Anfangs wird es natürlich eine große Enttäuschung sein für Deine Eltern, daß Du den Hof nicht nehmen willst. Aber sie werden mit der Zeit damit fertig werden. Müssen sie ja. Kein Elternteil will, daß sein Kind unglücklich ist...und unglücklich wärst Du, würdest Du übernehmen, nur weil Du Dich dazu verpflichtet fühlst.
Da musst Du halt durch.
Und wie gesagt verkaufen und verpachten wird nicht funktionieren
Aber an jemand anders übergeben geht. Das könnte dann zu Lasten Deines Erbes gehen.
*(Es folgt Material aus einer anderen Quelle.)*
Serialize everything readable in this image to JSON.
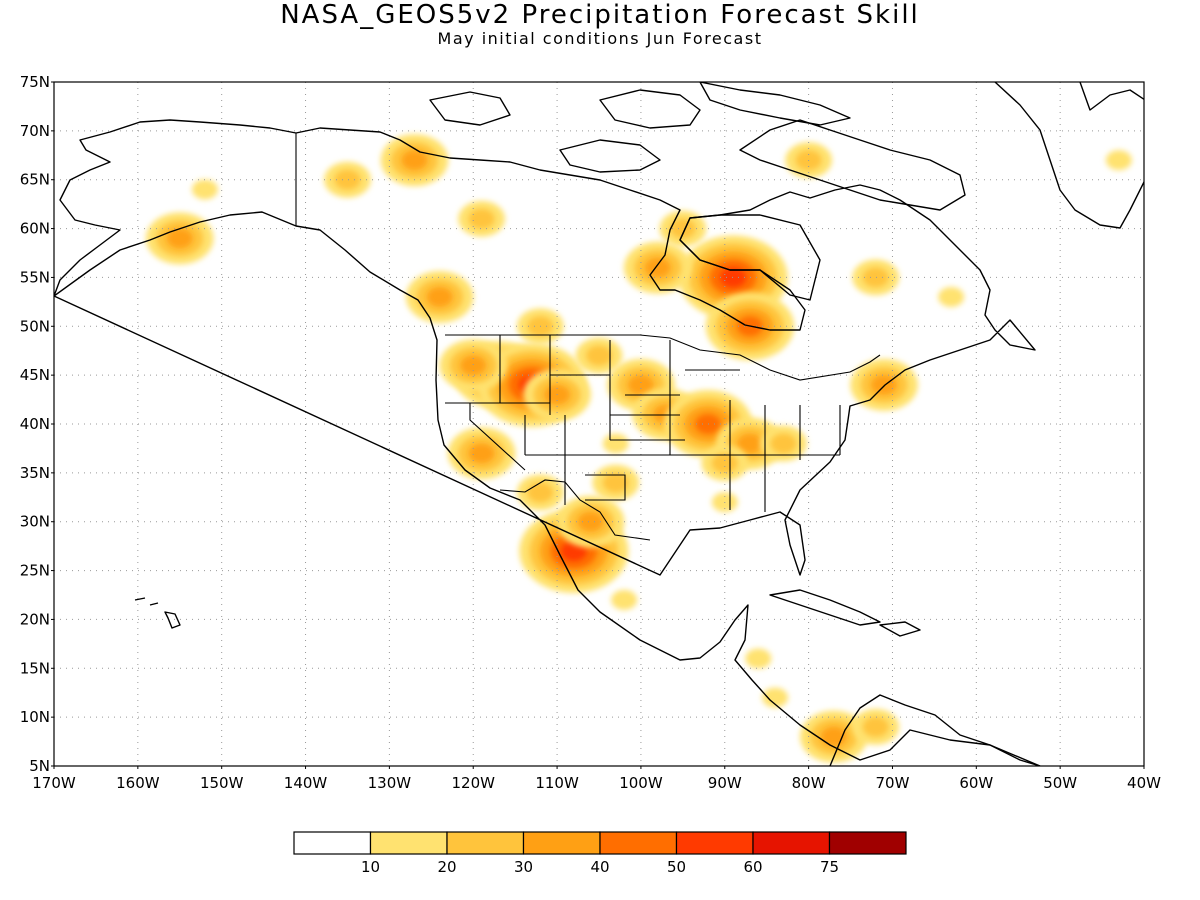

Das ist Dir schon klar, oder?
 
Bauer sein ist kein Beruf, es ist wohl eher eine Berufung...

Ansonsten, wird sich das Stück Land mit Gehöft +...schon gut verkaufen lassen, wenn es mal darum gehen sollte. Habt Ihr denn nur Fichtenwald, oder warum so eine Befürchtung vor dem Käfer, und Schnee?

Alles Gute Euch

Es wurde haupsächlich Fichtenbestand gerissen. Der Käfer, Windwürfe und Unwetter sind in unserer Region sowieso Standard.